Lili est jeune, Lili sort de prison et vit avec Samuel, l'homme qui l'a sortie de l'enfermement. Lili a eu une enfance très étrange, loin de toute société entre un père appartenant à un parti fasciste et une mère qui de désespoir laissera son corps exprimer sa souffrance en devenant difforme. Son petit frère, lutin survolant cette folie peu ordinaire sur son tricycle, est un élément incongru dans ce décor glauque et sombre. Lili aura un vieil amant qui lui fera découvrir les paradis artificiels, ceux-là même qui la conduiront derrière des barreaux.
Autant Lili est dans les souvenirs, le passé, autant Samuel est ancré dans la réalité, serein et attentif et se projetant dans l'avenir en parlant de la venue d'un bébé dans leur couple. Un soir, alors qu'elle ne dort pas, Lili par la fenêtre voit les animaux du zoo partir: rêve ou réalité?
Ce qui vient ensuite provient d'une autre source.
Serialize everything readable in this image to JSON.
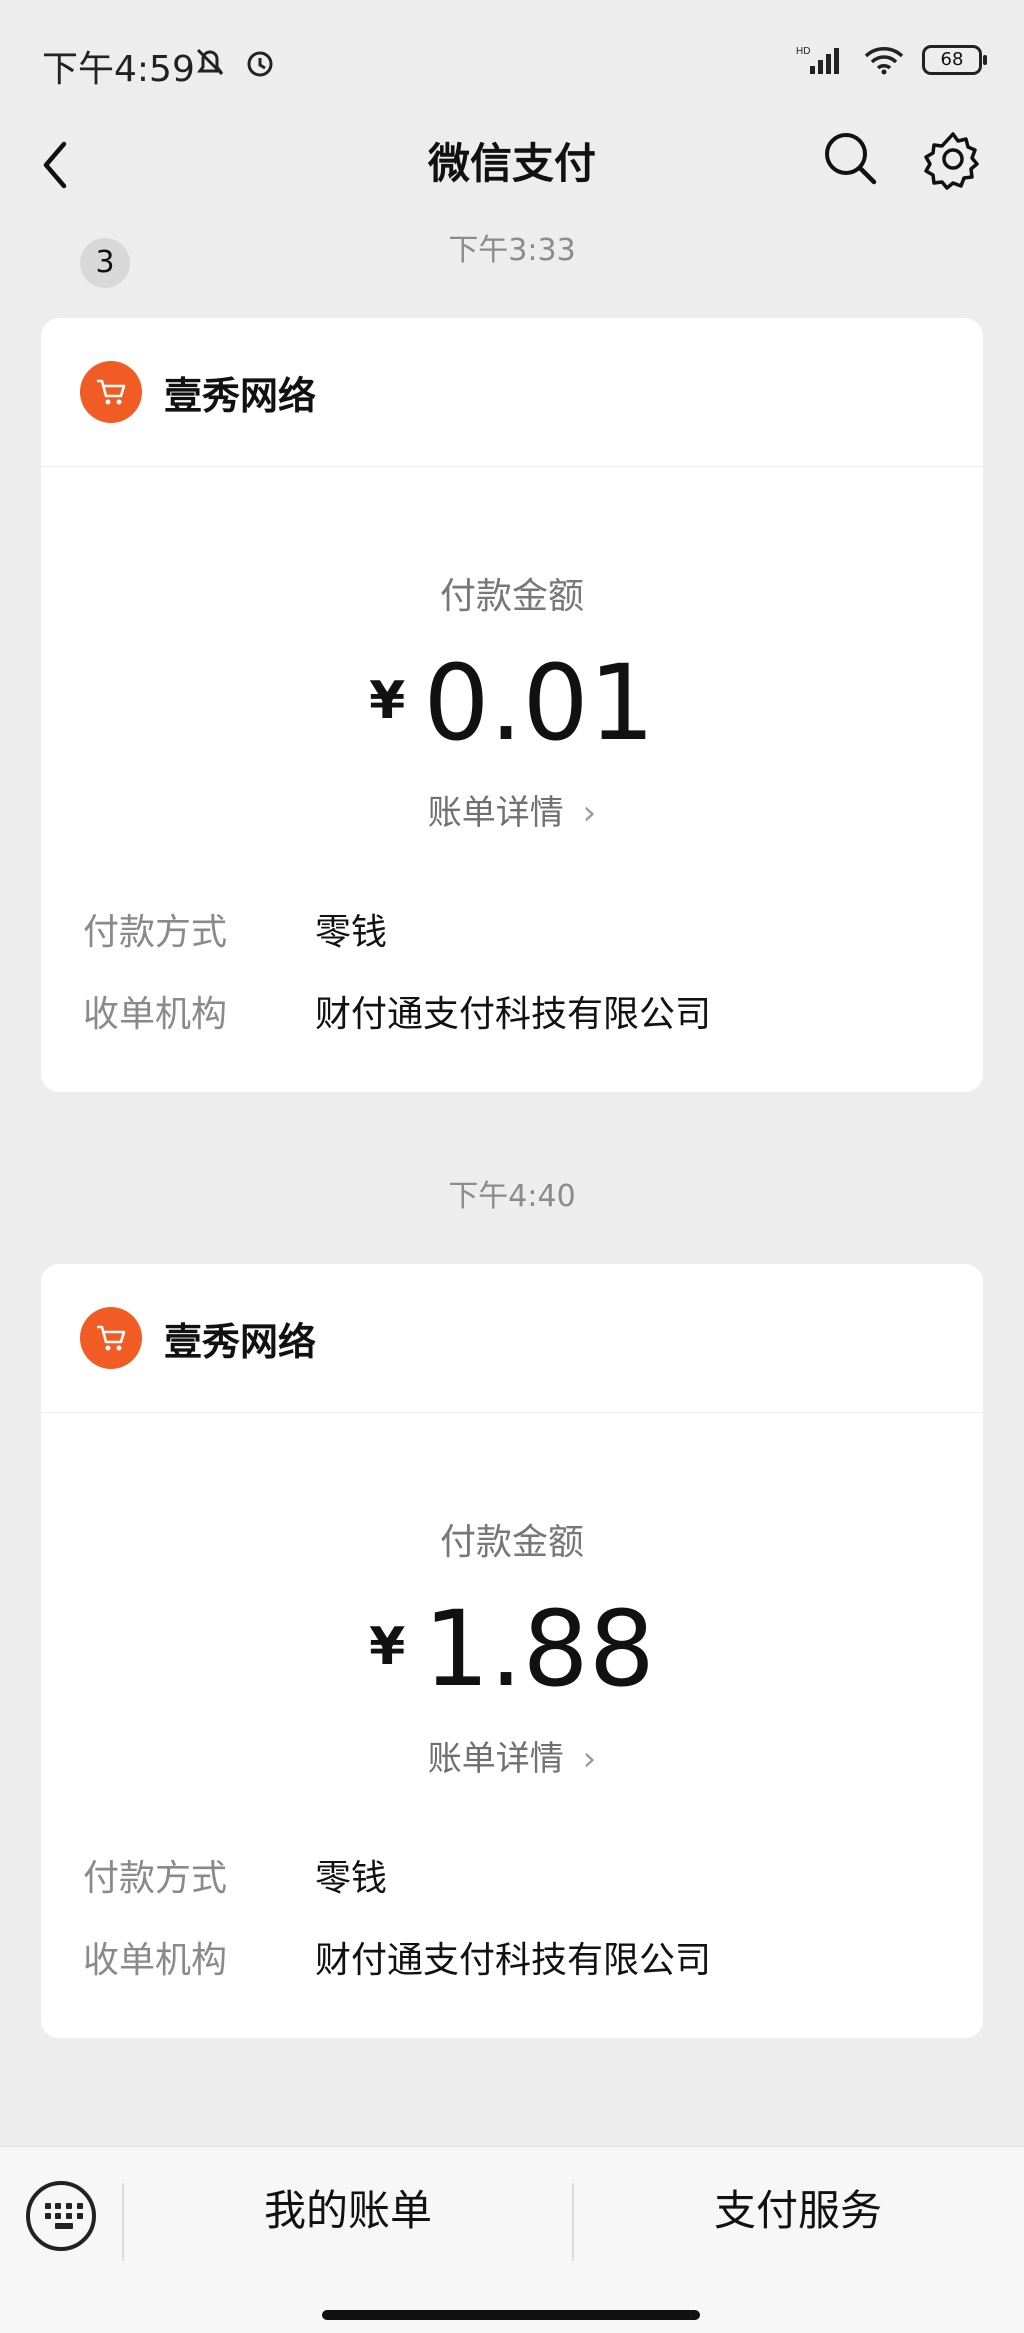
{
  "status_bar": {
    "time": "下午4:59",
    "battery": "68"
  },
  "nav": {
    "title": "微信支付",
    "back_badge": "3"
  },
  "messages": [
    {
      "time": "下午3:33",
      "merchant": "壹秀网络",
      "amount_label": "付款金额",
      "currency": "¥",
      "amount": "0.01",
      "detail_link": "账单详情",
      "rows": [
        {
          "key": "付款方式",
          "value": "零钱"
        },
        {
          "key": "收单机构",
          "value": "财付通支付科技有限公司"
        }
      ]
    },
    {
      "time": "下午4:40",
      "merchant": "壹秀网络",
      "amount_label": "付款金额",
      "currency": "¥",
      "amount": "1.88",
      "detail_link": "账单详情",
      "rows": [
        {
          "key": "付款方式",
          "value": "零钱"
        },
        {
          "key": "收单机构",
          "value": "财付通支付科技有限公司"
        }
      ]
    }
  ],
  "bottom_menu": {
    "item1": "我的账单",
    "item2": "支付服务"
  },
  "colors": {
    "merchant_icon": "#f05c23",
    "background": "#ededed"
  }
}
A partir de là, Lili pense de plus en plus à son amant, Yoïm, à sa dépendance envers les pilules qu'il lui fournissait et ce corps énorme qui la fascine.
Peu à peu son univers se fissure, laissant s'échapper les souffrances passées, les trahisons (celles de Yoïm et de son père) et les abandons: son enfance loin d'être rose s'est déroulée dans l'enfermement de la peur de l'extérieur et des autres, devant le spectacle de sa mère qui lentement se détruit à grandes doses de nourritures trop riches. La raison vacille, la folie pointe le bout de son nez à mesure que le passé ressurgit. Lili se bat pour ne pas sombrer dans la dépendance des relations étranges et malsaines qu'elle entretenait avec Yoïm, Yoïm qui réapparaît sans crier gare dans sa vie tranquille, presque équilibrée, avec Samuel. Dès lors, son corps mène les rênes de son esprit: la moiteur sensuelle perle en elle, l'appel du corps de Yoïm l'emmène dans une chambre d'hôtel et lui fait porter à la bouche les dangereuses pilules, celles de la dépendance du corps et de l'esprit. L'anéantissement de Lili semble proche: résistera-t-elle à la tentation de tout gâcher? Elle se souvient de la prison, de son viol à la bouteille de Coca, de l'odeur infernale de l'enfermement et de la folie naissante, du goût amer de la solitude et de la trahison....souvenirs qui peuvent devenir planche de salut, tel le coup de pied salvateur de celui qui se retrouve au fond de l'eau pour recouvrer l'air de la surface.
Véronique Ovaldé entraîne son lecteur dans l'univers toujours très fragile de la folie du désir, de l'amour et de la dépendance, ces hiatus qui font parfois basculer l'esprit et la raison. Lili se souvient parfois à coups de longues phrases, longues comme des paragraphes, de phrases enchaînant le flux de la réalité, des pensées, des rêves, du passé, des espoirs et des tentations de gâchis. On perçoit le monde à travers les yeux de Lili, ses fêlures, ses blessures, ses luttes contre les fantômes d'un passé sombre et glauque, diables harceleurs dès que la volonté flanche. On s'inquiète à l'idée que Lili ne fasse les mauvais choix et on soupire d'angoisse d'un bout à l'autre du récit. La limite entre la réalité et la vérité intérieure de Lili est difficile à cerner et cela jusqu'au dénouement final. Véronique Ovaldé sait orchestrer les atmosphères dérangeantes et angoissantes, poussant son lecteur dans ses derniers retranchements, grâce à son écriture où pointe une poésie persistante. Certes l'omission d'articles et des phrases inachevées peuvent agacer certains lecteurs, mais il n'empêche que cette construction peint avec justesse le monde de la folie qu'aime explorer Ovaldé. Peu à peu, au gré des phrases inachevées, des mots crus étonnants voire incongrus, les personnages prennent corps et le lecteur pénètre dans le monde intérieur de Lili et la comprend parce qu'une telle folie peut être en chacun de nous.
Un roman déconcertant mais percutant où l'émotion et l'angoisse se mêlent à chaque instant.